И когда из погреба показался Данила, он крикнул ему:

— Вытащили, что ли?

— Вытащили, — мрачно ответил Данила.

— А доктору рыбу отвёз?

— Успею ещё.

— О чём только думаете, ослы! Переосвидетельствование белобилетников скоро начнётся. Десять раз нужно долбить одно и то же.

— Да ну, понёс опять.

— Да, понёс. Вот забреют тебе, дураку, лоб, тогда будешь знать. Завтра же отправляйтесь с рыбой в город!

X

Мужики из газет узнали, что дела на фронте идут всё хуже и хуже. Крепости валятся одна за другой, и неприятель продвигается в глубь страны.

Все говорили, что как только немец дойдёт до Питера или до Москвы, так войне конец, тогда уже всё п е р е м е н и т с я, и как добрый знак близости перемены встречали каждое ухудшение.

С фронта солдаты писали, что воевать посылают с голыми руками, а теперь и вовсе бегут, кормят плохо, сапог не дают, ходят все, как оборванцы. Они писали своим, чтобы податей не платили, так как скоро в с е м у к о н е ц п р и д ё т.

Слышно было, что в городах усилились забастовки, что солдаты поговаривают о том, чтобы ружей после войны не отдавать. И все первым долгом при этом оглядывались на усадьбы.

Нашествия немцев совсем не боялись.

— Может быть, ещё лучше будет, — говорили мужики, — если немец придёт. Земли прирежет. Только бы они успели до зимы прийти, а то застрянут в снегу, не хуже французов в двенадцатом году.

— А то взять, сговориться бы всем и по домам, тогда и вся война бы кончилась, — говорила какая-нибудь из баб.

— Народ недружный…

— Великая держава не может так поступать, — строго замечал лавочник.

— Какая великая держава?

— Мы!

— Поступай — не поступай, а дело идёт своим чередом. Как дойдёт, так крышка. Чему быть, тому не миновать.

— Это чего там, — раз дойдёт, всему конец будет.

— Да что дойдёт-то? — нетерпеливо спрашивал кто-нибудь.

— Там узнаешь, что.

— Тогда уже держись, — прибавил кто-то. Никто не спросил, что имеет в виду сказавший эту фразу, но все вдруг замолчали.

— Поскорее бы уж, а то всё пошло дуром. Бабы с пути стали сбиваться.

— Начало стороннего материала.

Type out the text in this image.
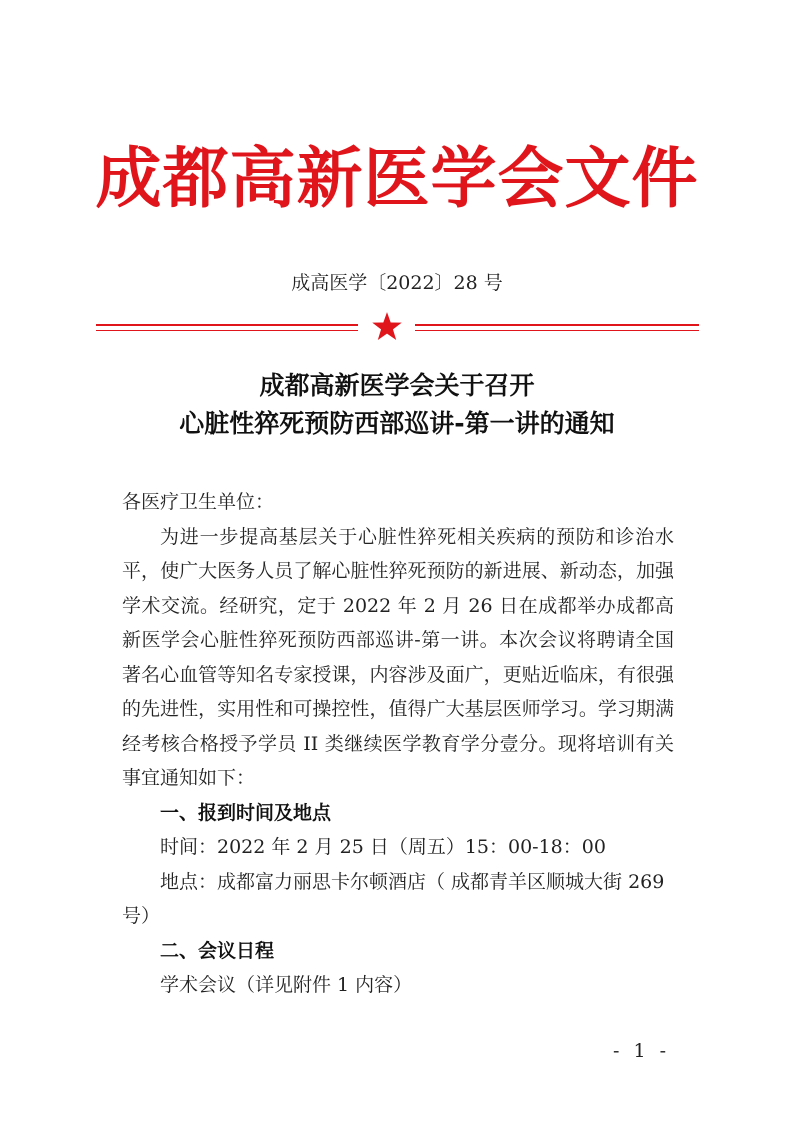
成都高新医学会文件
成高医学〔2022〕28 号
成都高新医学会关于召开
心脏性猝死预防西部巡讲-第一讲的通知

各医疗卫生单位：

为进一步提高基层关于心脏性猝死相关疾病的预防和诊治水平，使广大医务人员了解心脏性猝死预防的新进展、新动态，加强学术交流。经研究，定于 2022 年 2 月 26 日在成都举办成都高新医学会心脏性猝死预防西部巡讲-第一讲。本次会议将聘请全国著名心血管等知名专家授课，内容涉及面广，更贴近临床，有很强的先进性，实用性和可操控性，值得广大基层医师学习。学习期满经考核合格授予学员 II 类继续医学教育学分壹分。现将培训有关事宜通知如下：

一、报到时间及地点

时间：2022 年 2 月 25 日（周五）15：00-18：00

地点：成都富力丽思卡尔顿酒店（ 成都青羊区顺城大街 269 号）

二、会议日程

学术会议（详见附件 1 内容）

- 1 -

И правда, некоторые бабы, пробыв год без мужа, стали пошаливать и держали себя совсем иначе, чем прежде. Прежде, если какая-нибудь на стороне от мужа заводила шашни, так уж на неё вся деревня смотрела, как на меченую. А теперь подняли головы и открыто заявляли:

— А может, он ещё целый год не придёт, что ж мне так и сидеть в девках?

Открыто бегали в сад к сторожам — пленным австрийцам и уже не боялись опоганиться от неверного, а любили их не хуже своих мужей и таскали им то кусок сала, то жбан молока.

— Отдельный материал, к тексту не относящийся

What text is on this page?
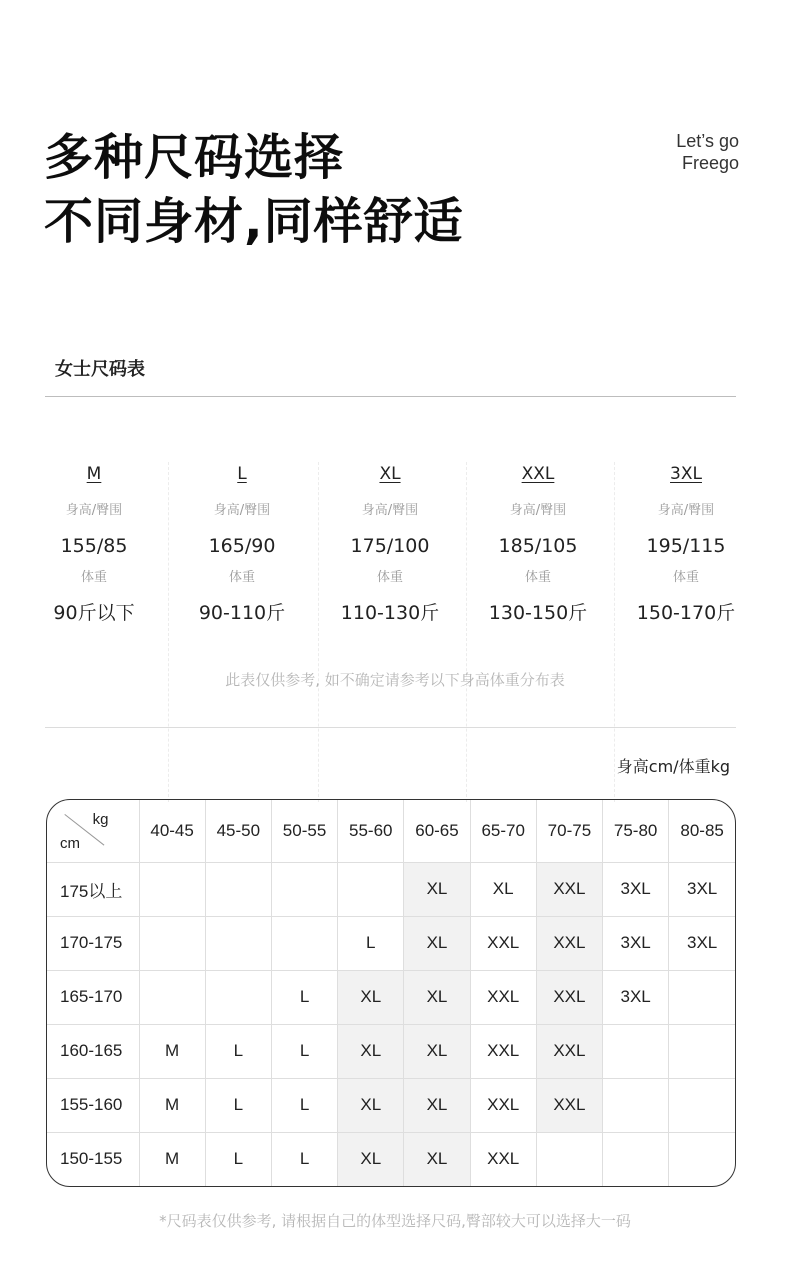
多种尺码选择
不同身材,同样舒适
Let’s go
Freego
女士尺码表
M
身高/臀围
155/85
体重
90斤以下
L
身高/臀围
165/90
体重
90-110斤
XL
身高/臀围
175/100
体重
110-130斤
XXL
身高/臀围
185/105
体重
130-150斤
3XL
身高/臀围
195/115
体重
150-170斤
此表仅供参考, 如不确定请参考以下身高体重分布表
身高cm/体重kg
kg
cm	40-45	45-50	50-55	55-60	60-65	65-70	70-75	75-80	80-85
175以上					XL	XL	XXL	3XL	3XL
170-175				L	XL	XXL	XXL	3XL	3XL
165-170			L	XL	XL	XXL	XXL	3XL	
160-165	M	L	L	XL	XL	XXL	XXL		
155-160	M	L	L	XL	XL	XXL	XXL		
150-155	M	L	L	XL	XL	XXL			
*尺码表仅供参考, 请根据自己的体型选择尺码,臀部较大可以选择大一码
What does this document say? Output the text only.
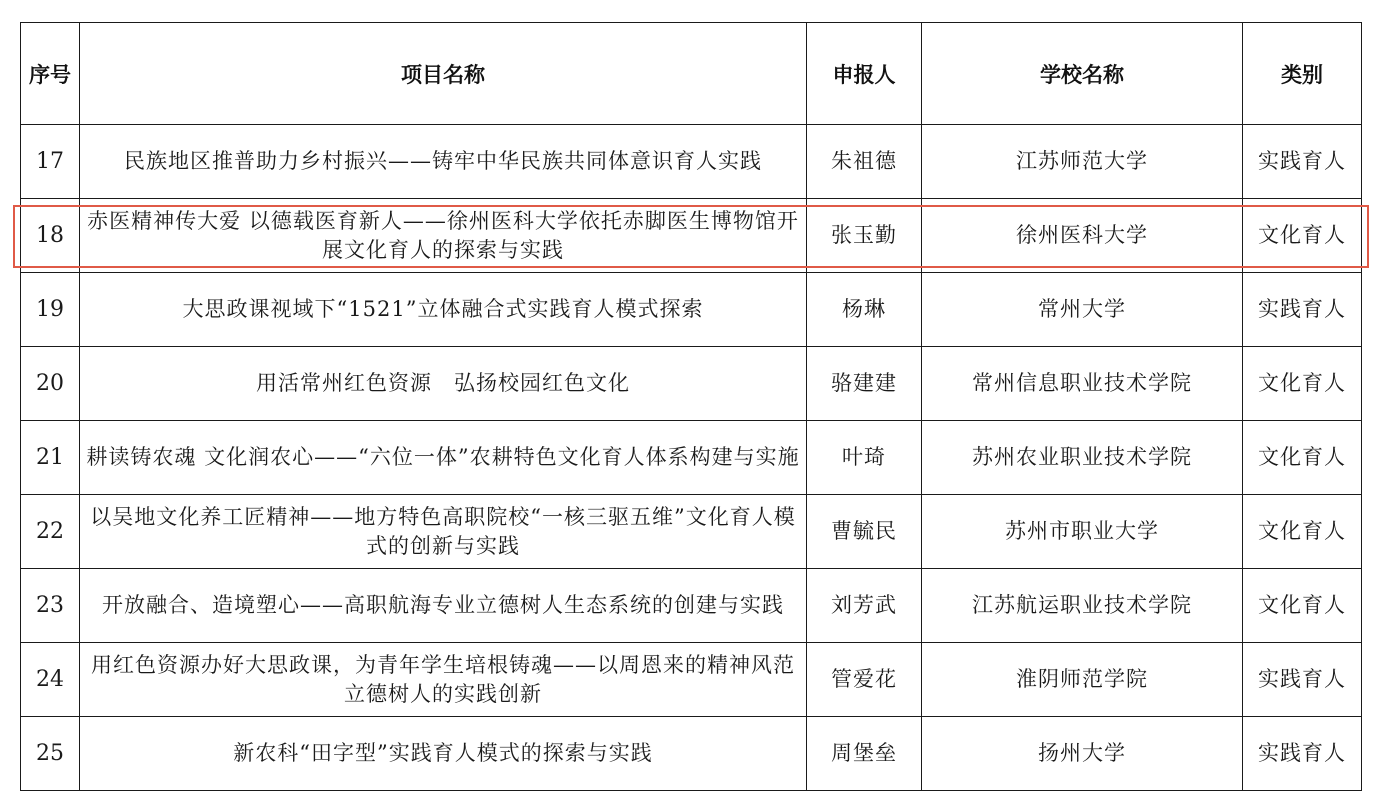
序号	项目名称	申报人	学校名称	类别
17	民族地区推普助力乡村振兴——铸牢中华民族共同体意识育人实践	朱祖德	江苏师范大学	实践育人
18	赤医精神传大爱 以德载医育新人——徐州医科大学依托赤脚医生博物馆开展文化育人的探索与实践	张玉勤	徐州医科大学	文化育人
19	大思政课视域下“1521”立体融合式实践育人模式探索	杨琳	常州大学	实践育人
20	用活常州红色资源　弘扬校园红色文化	骆建建	常州信息职业技术学院	文化育人
21	耕读铸农魂 文化润农心——“六位一体”农耕特色文化育人体系构建与实施	叶琦	苏州农业职业技术学院	文化育人
22	以吴地文化养工匠精神——地方特色高职院校“一核三驱五维”文化育人模式的创新与实践	曹毓民	苏州市职业大学	文化育人
23	开放融合、造境塑心——高职航海专业立德树人生态系统的创建与实践	刘芳武	江苏航运职业技术学院	文化育人
24	用红色资源办好大思政课，为青年学生培根铸魂——以周恩来的精神风范立德树人的实践创新	管爱花	淮阴师范学院	实践育人
25	新农科“田字型”实践育人模式的探索与实践	周堡垒	扬州大学	实践育人
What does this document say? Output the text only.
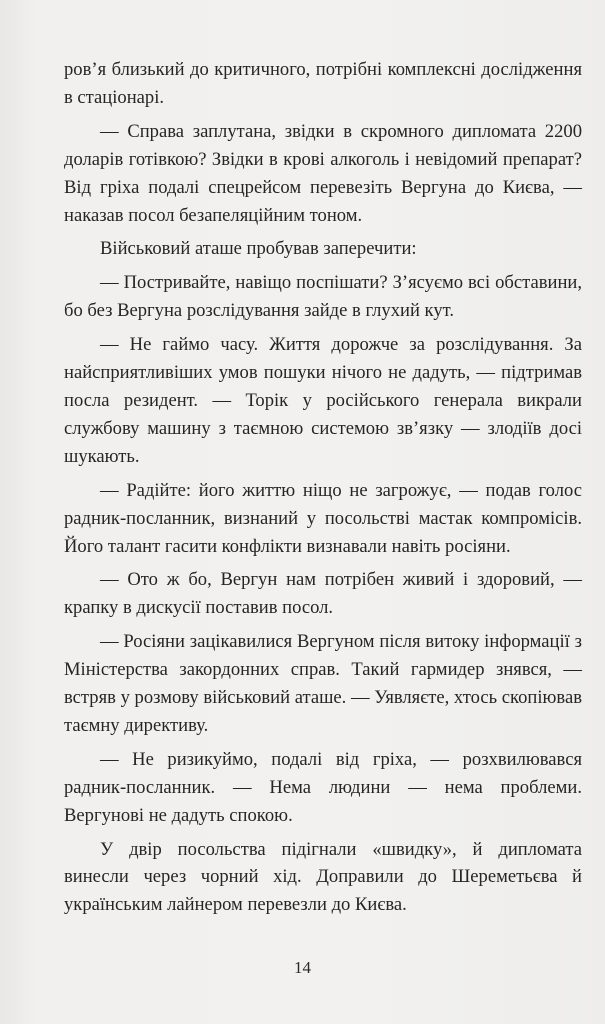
ров’я близький до критичного, потрібні комплексні дослідження в стаціонарі.

— Справа заплутана, звідки в скромного дипломата 2200 доларів готівкою? Звідки в крові алкоголь і невідомий препарат? Від гріха подалі спецрейсом перевезіть Вергуна до Києва, — наказав посол безапеляційним тоном.

Військовий аташе пробував заперечити:

— Постривайте, навіщо поспішати? З’ясуємо всі обставини, бо без Вергуна розслідування зайде в глухий кут.

— Не гаймо часу. Життя дорожче за розслідування. За найсприятливіших умов пошуки нічого не дадуть, — підтримав посла резидент. — Торік у російського генерала викрали службову машину з таємною системою зв’язку — злодіїв досі шукають.

— Радійте: його життю ніщо не загрожує, — подав голос радник-посланник, визнаний у посольстві мастак компромісів. Його талант гасити конфлікти визнавали навіть росіяни.

— Ото ж бо, Вергун нам потрібен живий і здоровий, — крапку в дискусії поставив посол.

— Росіяни зацікавилися Вергуном після витоку інформації з Міністерства закордонних справ. Такий гармидер знявся, — встряв у розмову військовий аташе. — Уявляєте, хтось скопіював таємну директиву.

— Не ризикуймо, подалі від гріха, — розхвилювався радник-посланник. — Нема людини — нема проблеми. Вергунові не дадуть спокою.

У двір посольства підігнали «швидку», й дипломата винесли через чорний хід. Доправили до Шереметьєва й українським лайнером перевезли до Києва.

14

На поле всё больше и больше оставалось пустых, незасеянных полосок, и неубранная рожь вся стояла в поле, так как неожиданно забрали второй разряд, единственных сыновей.

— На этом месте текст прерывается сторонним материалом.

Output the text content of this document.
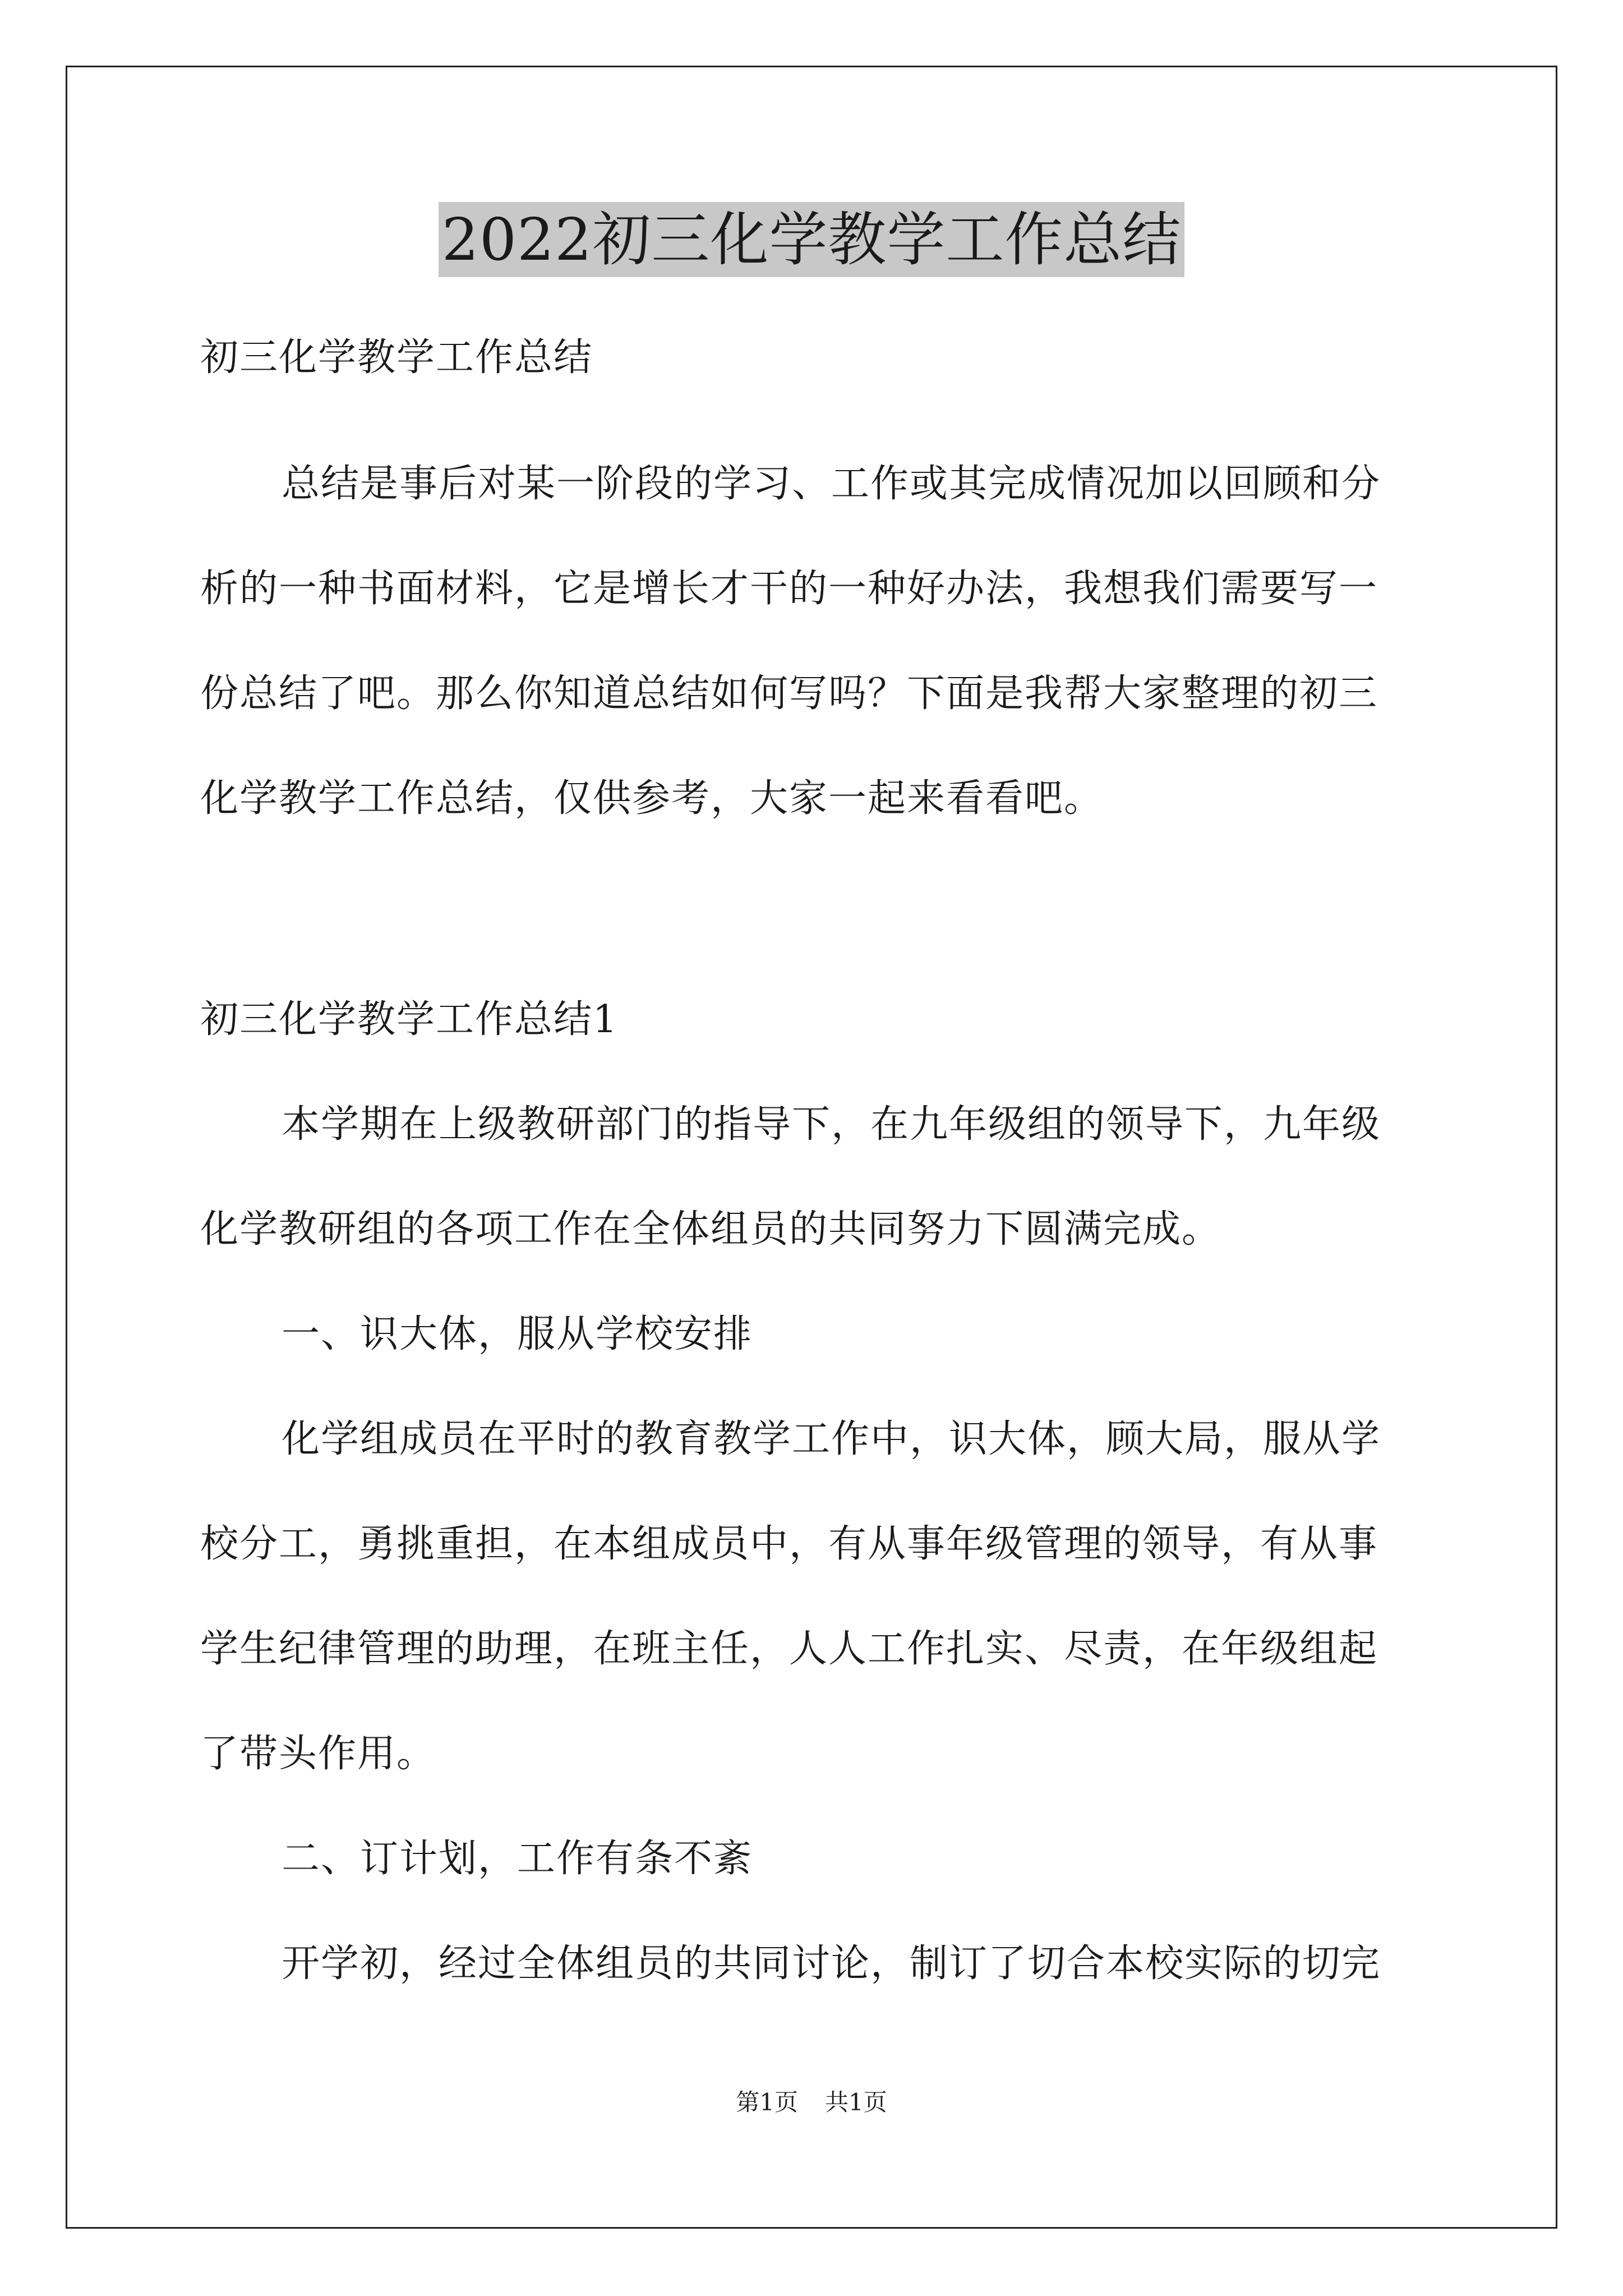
2022初三化学教学工作总结
初三化学教学工作总结
总结是事后对某一阶段的学习、工作或其完成情况加以回顾和分
析的一种书面材料，它是增长才干的一种好办法，我想我们需要写一
份总结了吧。那么你知道总结如何写吗？下面是我帮大家整理的初三
化学教学工作总结，仅供参考，大家一起来看看吧。
初三化学教学工作总结1
本学期在上级教研部门的指导下，在九年级组的领导下，九年级
化学教研组的各项工作在全体组员的共同努力下圆满完成。
一、识大体，服从学校安排
化学组成员在平时的教育教学工作中，识大体，顾大局，服从学
校分工，勇挑重担，在本组成员中，有从事年级管理的领导，有从事
学生纪律管理的助理，在班主任，人人工作扎实、尽责，在年级组起
了带头作用。
二、订计划，工作有条不紊
开学初，经过全体组员的共同讨论，制订了切合本校实际的切完
第1页 共1页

В иных избах оставались только одни бабы да ребятишки, которые едва грудью доходили до сохи и держались за её ручки, приподняв руки на уровень плеч. Соха шатала их из стороны в сторону, благодаря чему они после каждой борозды сидели, как очумелые, на меже, утирая подолом рубах катившийся со лба пот.

А на медовый Спас, 1 августа, пришёл с войны на поправку раненый солдат Филипп, плотник с верхней слободы.

Целый день он не показывался, потому что бил свою бабу, которая оказалась беременной. На другой день вышел на завалинку, и к нему собрался народ послушать о войне. Жена его, пряча под низко опущенным на глаза платком синяки, тоже вышла, так как хотелось послушать.

У Филиппа была прострелена нога, и он ходил на костыле, который положил рядом с собой на завалинку, когда сел, попрыгав на одной ноге. Кроме того, он был в плену, из которого убежал.

— А хорошо в плену-то было? — спрашивали бабы.

— Спервоначалу, когда в лагерь попал, дюже плохо, а потом к помещику стал на работу. Ничего.

— Харчи хорошие давали?

— Харчи хорошие. Гороховую похлебку, суп по-ихнему, кофей, по праздникам — свинину.

— Зачем же ты убежал-то?

— Сдуру. Всё думается — на чужой стороне. А на свою попал — меня опять запрягли и ногу прострелили.

— А страшные немцы-то?

— Как сказать… ежели когда офицеры смотрят или команда даётся такая, то головы не высовывай, прямо стрельнет.

— Ах, сволочи!

— А когда офицеры не смотрят, тогда другое дело. На прошлой Пасхе наши окопы от их были вон как отсюда до кладбища, так мы христосовались с ними. Они нам кричат, а мы им, — говорил Филипп, с улыбкой поглаживая раненую ногу. — А то сойдёмся у ручья, они нас сигарами угощают, ромом этим.